Therapy Insight: Cardiovascular Complications Associated With Muscular Dystrophy

Elizabeth M McNally; Heather MacLeod

Disclosures

Nat Clin Pract Cardiovasc Med. 2005;2(6):301 

In This Article

Therapy

Practice guidelines for the management of heart failure have been derived based on data from clinical trials.[42] Most of these trials were conducted in adult patients with reduced systolic function and the symptoms of heart failure. Similar studies to address mortality benefit in the muscular dystrophy population are difficult because of the small number of patients. Nonetheless, in the absence of studies that demonstrate specific mortality benefits for muscular dystrophy patients, it seems reasonable to adopt these practices. The benefit of afterload reduction achieved by treatment with angiotensin-converting enzyme inhibitors or angiotensin receptor blockers plus â-receptor blockade is clear for cardiomyopathy patients without muscular dystrophy, and there is no reason to avoid this standard regimen in muscular dystrophy patients. The use of the aldosterone agonist spironolactone and the cardiac glycoside digoxin should also be considered because these agents might also be of benefit. Diuretics should be pursued as needed for the management of fluid overload.

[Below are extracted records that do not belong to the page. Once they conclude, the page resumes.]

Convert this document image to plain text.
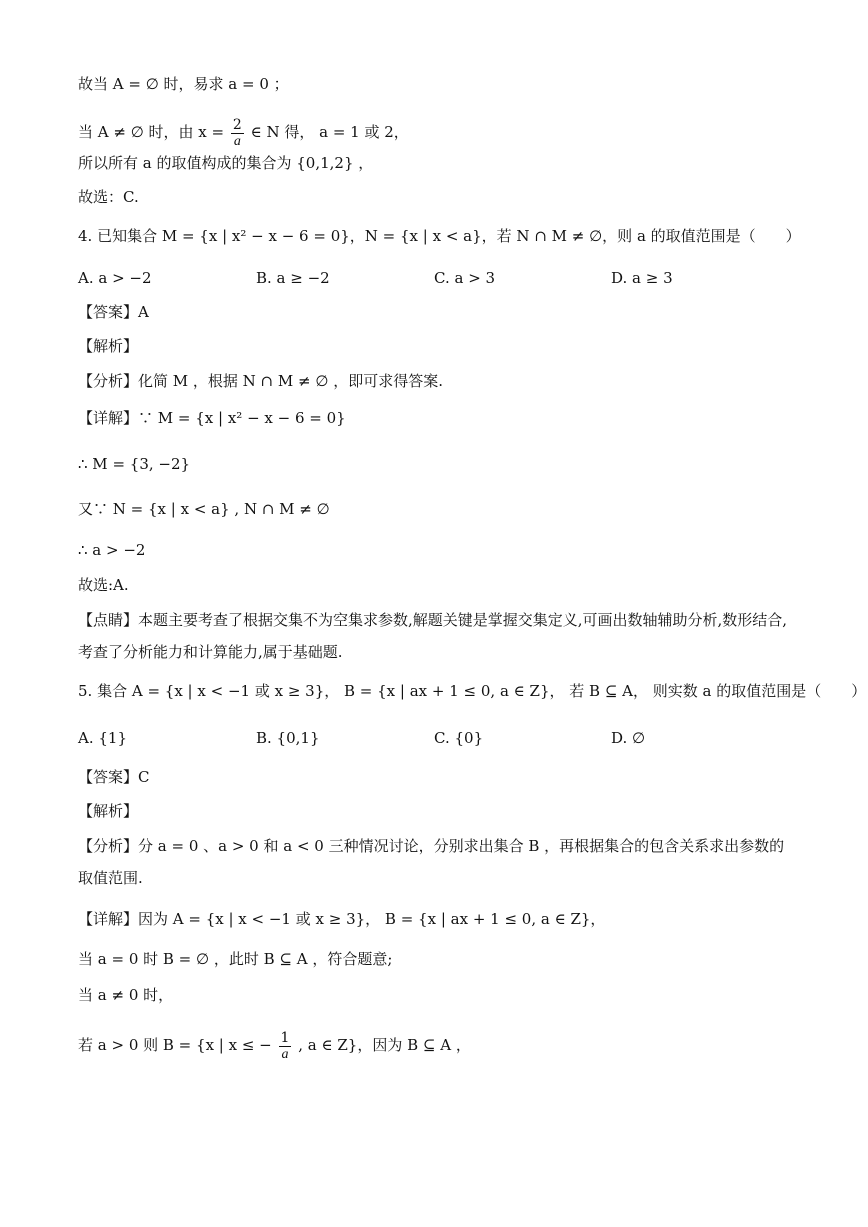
故当 A = ∅ 时，易求 a = 0 ；
当 A ≠ ∅ 时，由 $x = \frac{2}{a}$ ∈ N 得， a = 1 或 2，
所以所有 a 的取值构成的集合为 {0,1,2} ，
故选：C.
4. 已知集合 M = {x | x² − x − 6 = 0}，N = {x | x < a}，若 N ∩ M ≠ ∅，则 a 的取值范围是（　　）
A. a > −2	B. a ≥ −2	C. a > 3	D. a ≥ 3
【答案】A
【解析】
【分析】化简 M ，根据 N ∩ M ≠ ∅ ，即可求得答案.
【详解】∵ M = {x | x² − x − 6 = 0}
∴ M = {3, −2}
又∵ N = {x | x < a} , N ∩ M ≠ ∅
∴ a > −2
故选:A.
【点睛】本题主要考查了根据交集不为空集求参数,解题关键是掌握交集定义,可画出数轴辅助分析,数形结合,考查了分析能力和计算能力,属于基础题.
5. 集合 A = {x | x < −1 或 x ≥ 3}， B = {x | ax + 1 ≤ 0, a ∈ Z}， 若 B ⊆ A， 则实数 a 的取值范围是（　　）
A. {1}	B. {0,1}	C. {0}	D. ∅
【答案】C
【解析】
【分析】分 a = 0 、a > 0 和 a < 0 三种情况讨论，分别求出集合 B ，再根据集合的包含关系求出参数的取值范围.
【详解】因为 A = {x | x < −1 或 x ≥ 3}， B = {x | ax + 1 ≤ 0, a ∈ Z}，
当 a = 0 时 B = ∅ ，此时 B ⊆ A ，符合题意;
当 a ≠ 0 时，
若 a > 0 则 B = {x | x ≤ − $\frac{1}{a}$ , a ∈ Z}，因为 B ⊆ A ，
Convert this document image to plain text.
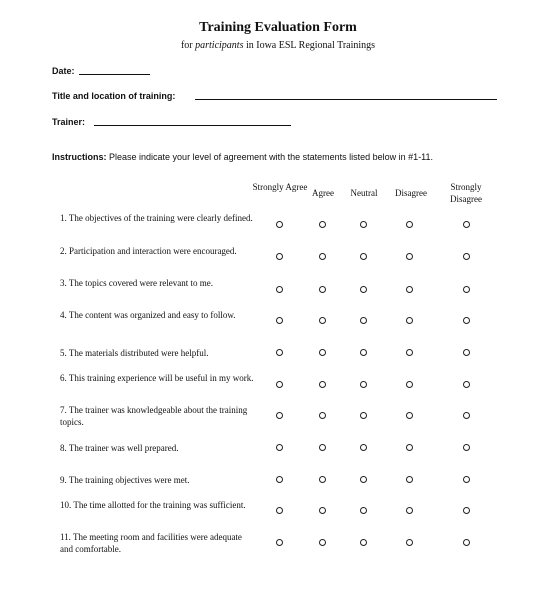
Training Evaluation Form
for participants in Iowa ESL Regional Trainings
Date:
Title and location of training:
Trainer:
Instructions: Please indicate your level of agreement with the statements listed below in #1-11.
Strongly Agree
Agree	Neutral	Disagree
Strongly Disagree
1. The objectives of the training were clearly defined.
2. Participation and interaction were encouraged.
3. The topics covered were relevant to me.
4. The content was organized and easy to follow.
5. The materials distributed were helpful.
6. This training experience will be useful in my work.
7. The trainer was knowledgeable about the training topics.
8. The trainer was well prepared.
9. The training objectives were met.
10. The time allotted for the training was sufficient.
11. The meeting room and facilities were adequate and comfortable.
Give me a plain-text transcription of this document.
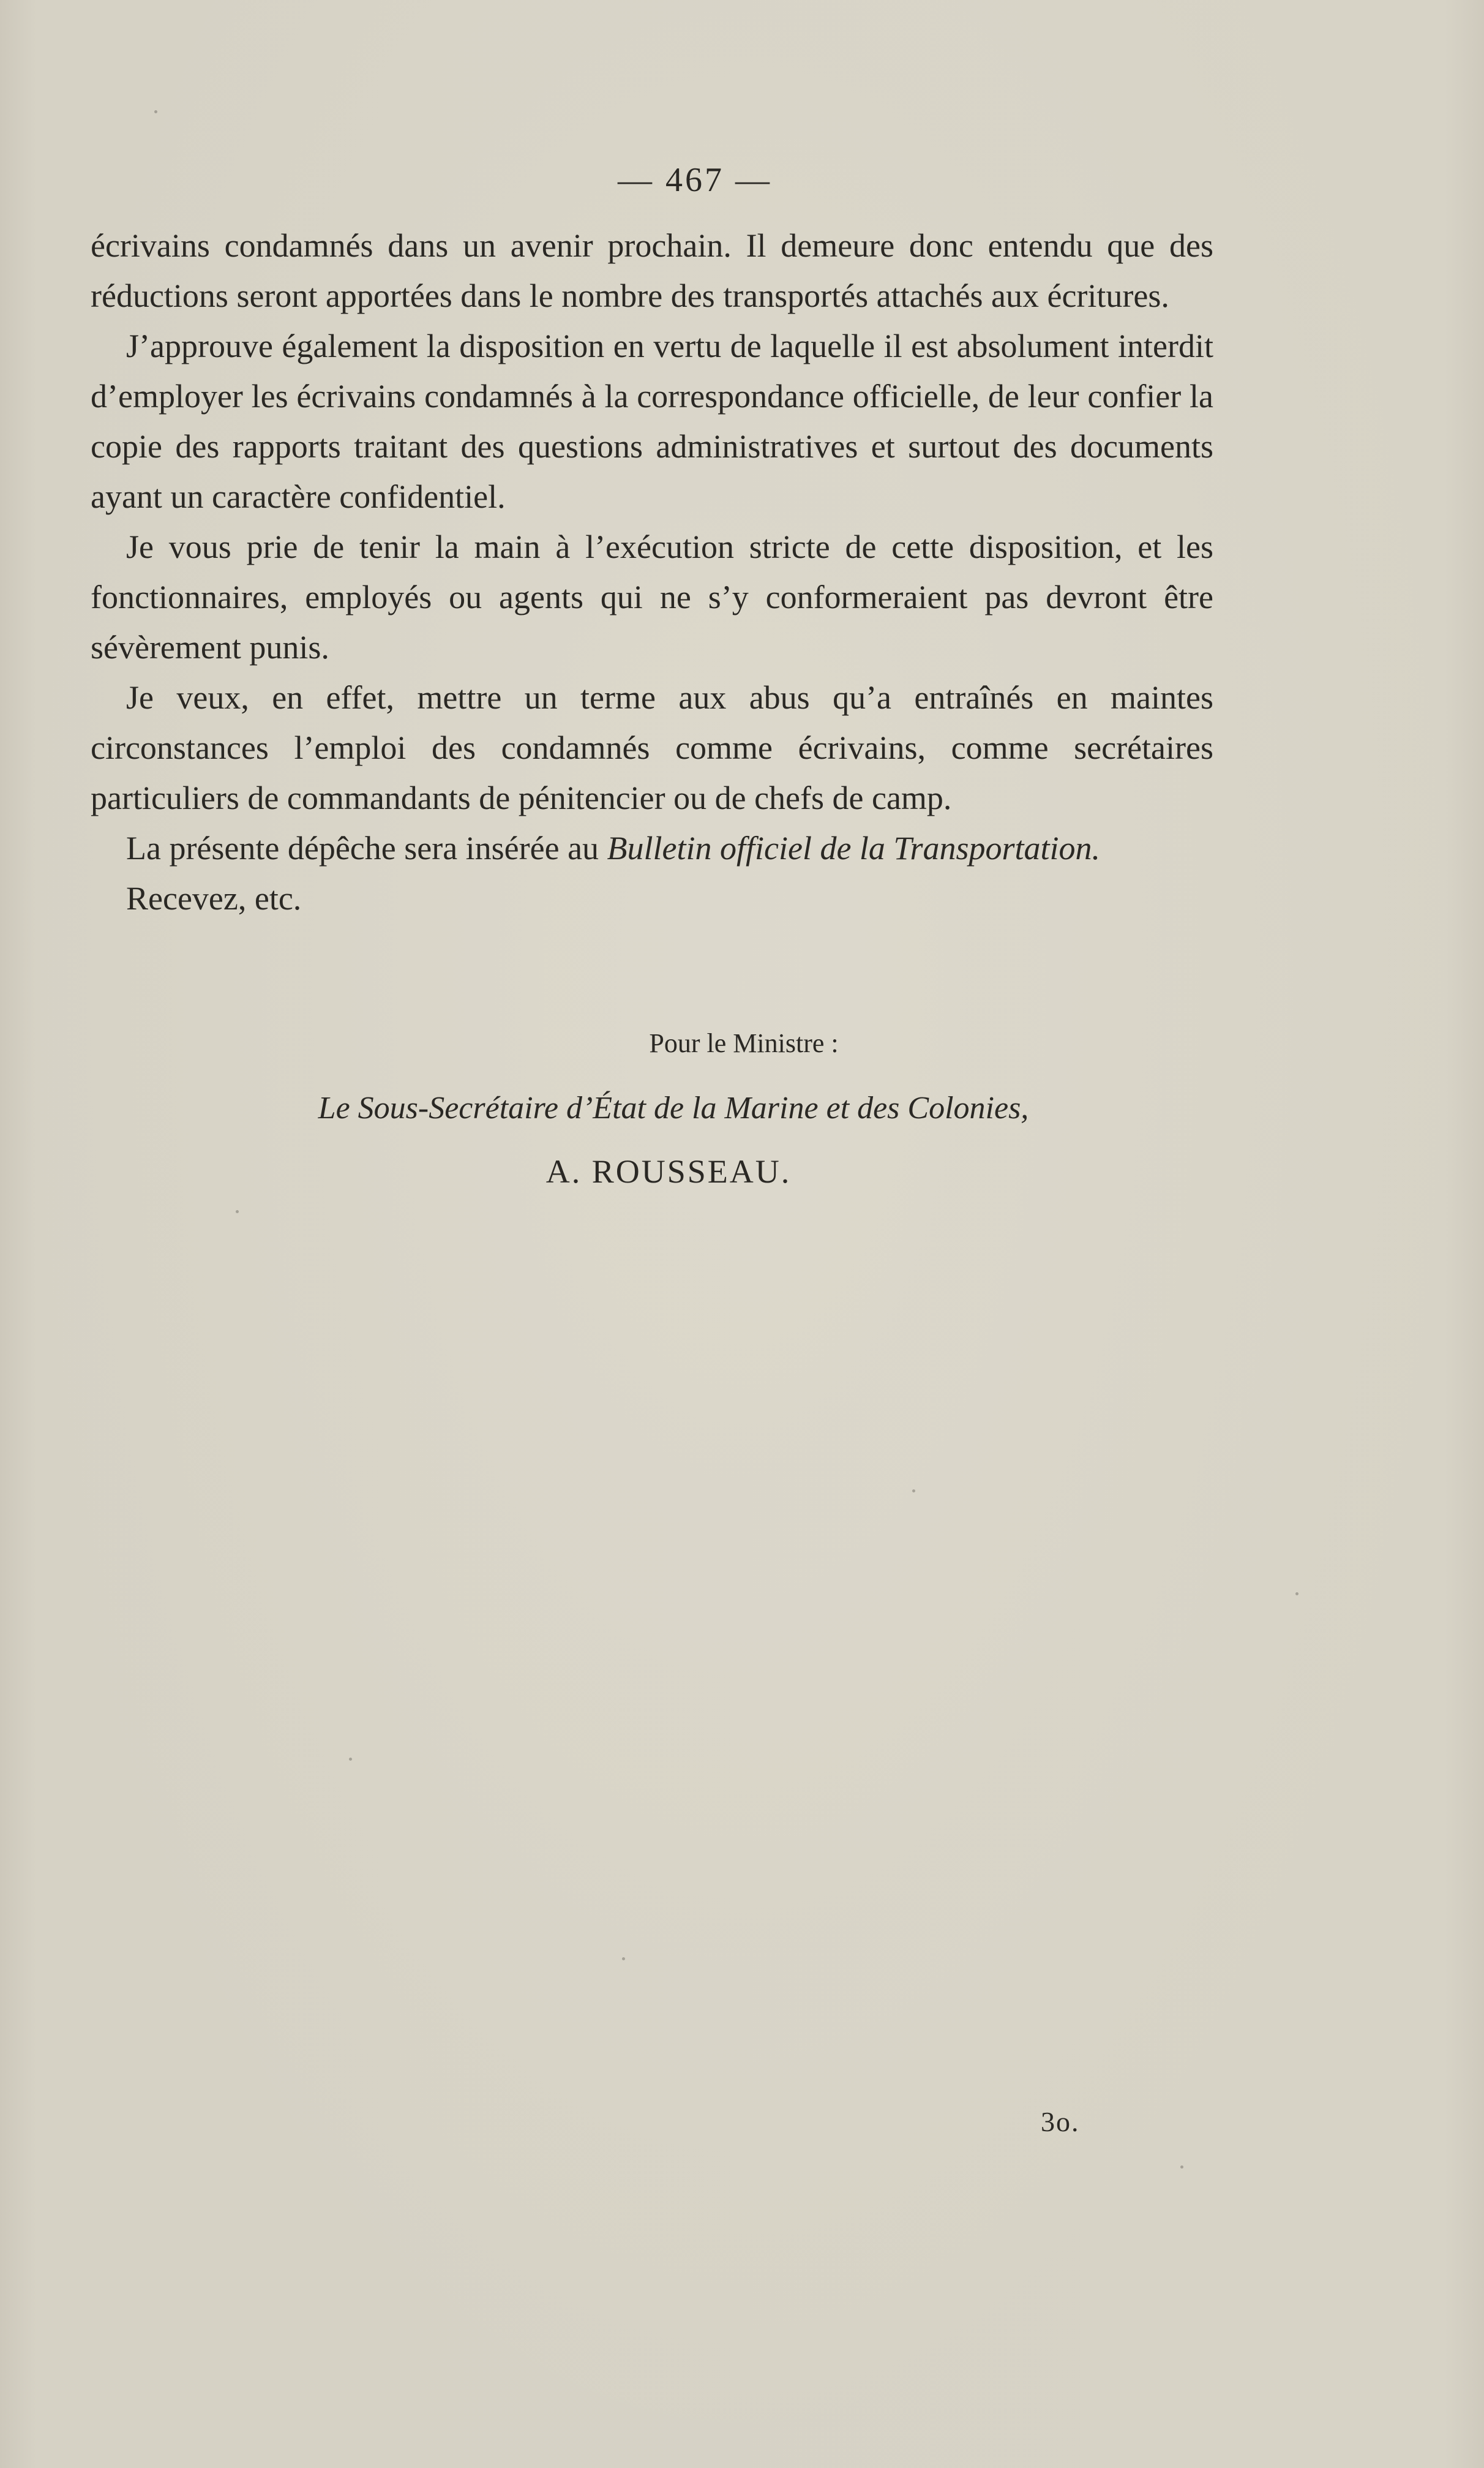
— 467 —

écrivains condamnés dans un avenir prochain. Il demeure donc entendu que des réductions seront apportées dans le nombre des transportés attachés aux écritures.

J’approuve également la disposition en vertu de laquelle il est absolument interdit d’employer les écrivains condamnés à la correspondance officielle, de leur confier la copie des rapports traitant des questions administratives et surtout des documents ayant un caractère confidentiel.

Je vous prie de tenir la main à l’exécution stricte de cette disposition, et les fonctionnaires, employés ou agents qui ne s’y conformeraient pas devront être sévèrement punis.

Je veux, en effet, mettre un terme aux abus qu’a entraînés en maintes circonstances l’emploi des condamnés comme écrivains, comme secrétaires particuliers de commandants de pénitencier ou de chefs de camp.

La présente dépêche sera insérée au Bulletin officiel de la Transportation.

Recevez, etc.

Pour le Ministre :
Le Sous-Secrétaire d’État de la Marine et des Colonies,
A. ROUSSEAU.
3o.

A central question that dominates the cardiomyopathy care of muscular dystrophy patients is when to initiate medical therapy. Recently, a prospective study demonstrated beneficial effects of angiotensin-convertingenzyme inhibitors in young Duchenne patients, suggesting that early intervention can actually prevent the development of dilated cardiomyopathy and reduced systolic function.[43] The muscular dystrophy population, particularly patients with Duchenne muscular dystrophy or limb-girdle muscular dystrophy caused by sarcoglycan gene mutations, is at high risk of developing cardiomyopathy; therefore, additional studies investigating the effectiveness of early afterload reduction, â-receptor blockade and the effect of steroids should be performed to determine whether onset of cardiomyopathy can be slowed or eliminated with pharmacologic therapy. Cardiac transplantation has been effective in patients with the milder variant Becker muscular dystrophy and in the maternal carriers of dystrophin gene mutations.[44,45]

Arrhythmia management is an equally important aspect of managing cardiomyopathy patients, and the cardiomyopathy that accompanies muscular dystrophy is no exception. Careful surveillance through history taking, as well as Holter and event monitoring, should be routinely performed. Both bradycardic and tachycardic rhythm disturbances occur and can be treated with device implantation. Because this clinical need frequently arises late in the life of many muscular dystrophy patients, device implantation might be limited by kyphoscoliosis and muscle wasting. For some patients, the use of external home defibrillators is an alternative approach. In Duchenne and the limb-girdle muscular dystrophies caused by sarcoglycan gene mutations, irregular heart rhythms tend to parallel the onset and course of progressive ventricular dilation and dysfunction.[46]

In two forms of muscle disease, irregular heart rhythms arise at an early stage in the disease, or even at presentation. The first of these diseases is myotonic dystrophy, a myopathic process commonly associated with first-degree atrio-ventricular heart block, bundle-branch block or both, reflecting involvement of the cardiac conduction system.[47] Myotonic dystrophy type I, more common than myotonic dystrophy type II, arises from a trinucleotide expansion on chromosome 19 that alters gene function and produces messenger RNA-mediated cytotoxic effects.[48] More recently, the cardiac involvement in myo tonic dystrophy type II has been described.[49] Myotonic dystrophy is a class II indication for pacemaker implantation, and patients should be monitored regularly for lengthening PR intervals.[50] Individuals with muscular dystrophy associated with mutations in the LMNA gene are also at risk of cardiac arrhythmia events, and close monitoring and prophylactic device implantation should be considered for these patients.[28]

Compromise of respiratory musculature leads to hypoventilation and is a contributor to right heart dysfunction, particularly in Duchenne muscular dystrophy. Guidelines for the management of pulmonary complications in Duchenne muscular dystrophy have been outlined and should be adopted to diminish cardiac complications that arise from respiratory dysfunction.[51]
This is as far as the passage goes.